You may have heard about artificial intelligence algorithms which can smell diseases, such as Parkinson’s, Crohn’s or even liver failure. But here’s a new one: An A.I. smartphone app that’s able to hear ear infections.
That’s something a team of researchers from the University of Washington have been working to develop. It works by detecting fluid behind the eardrum by using a smartphone’s microphone and speaker, combined with an ordinary piece of paper. The app works by producing a series of soft “chirps,” between 1 to 4 kHz, which are played into the patient’s ear through a small paper funnel. Depending on how these sounds are reflected back to the phone, the app is able to detect the likelihood of fluid behind the eardrum with 85% accuracy.
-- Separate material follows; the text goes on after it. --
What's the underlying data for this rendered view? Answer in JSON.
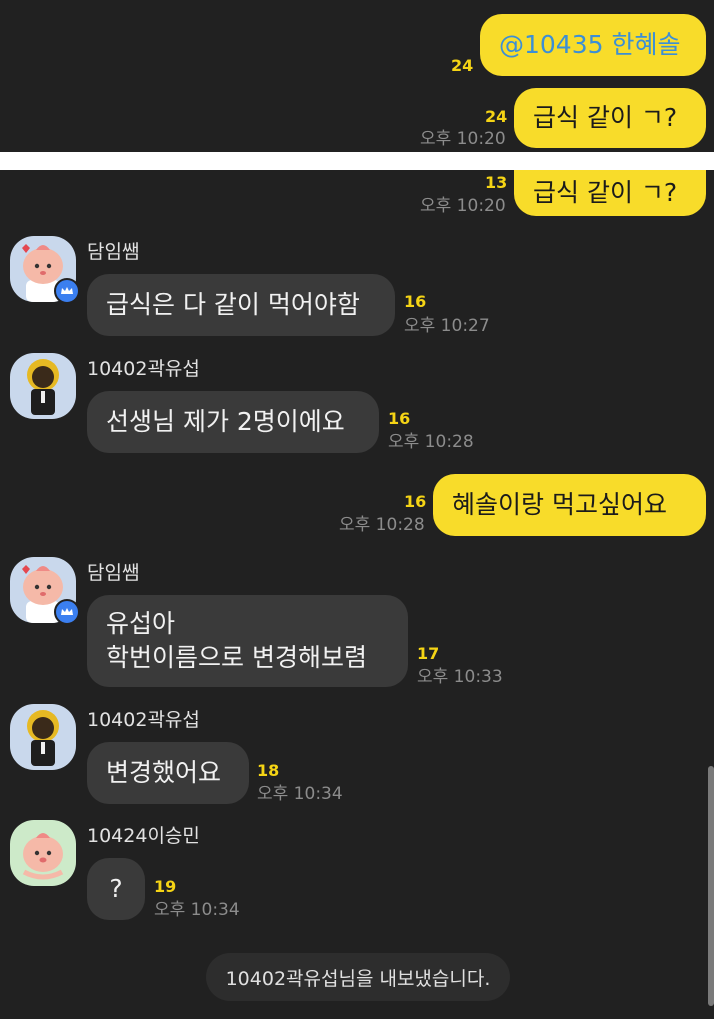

That figure is the same as the specialist tools doctors currently use to detect fluid in the middle ear.
“At a high level, it is like tapping a wine glass,” Shyam Gollakota, an associate professor in the University of Washington’s Allen School of Computer Science and Engineering, told Digital Trends. “Depending on how much liquid is in it, you get different sounds. In our case, we are not tapping but sending sounds, and using machine learning on these sounds to detect the presence of liquid.”
The work is particularly focused on diagnosing ear infections in kids. Ear infections are the most common reason for parents bring their children to see a pediatrician, according to the National Institutes of Health. The researchers on the project evaluated their system at the Seattle Children’s Hospital surgical centers by testing it on 98 pediatric patients, aged between 9 months and 17 years.
“The definitive way to know if there is fluid is to make an incision in the eardrum,” Gollakota explained. “We evaluated our system with patients who were undergoing ear tube placement, during which an incision is made in the eardrum to drain any fluid. We used our smartphone system on the morning of the ear tube surgery and compared the results with the ground truth of what happened during surgery.”
The team has started up a healthcare company, Edus Health, which will distribute the app and make it widely available. “We have our app running in real time on a smartphone, and we are planning on obtaining FDA approval by the end of the year,” Gollakota said. The app works across a range of smartphone models, so long as the devices have co-located microphone and speakers. “[This] is true for almost every smartphone,” he said.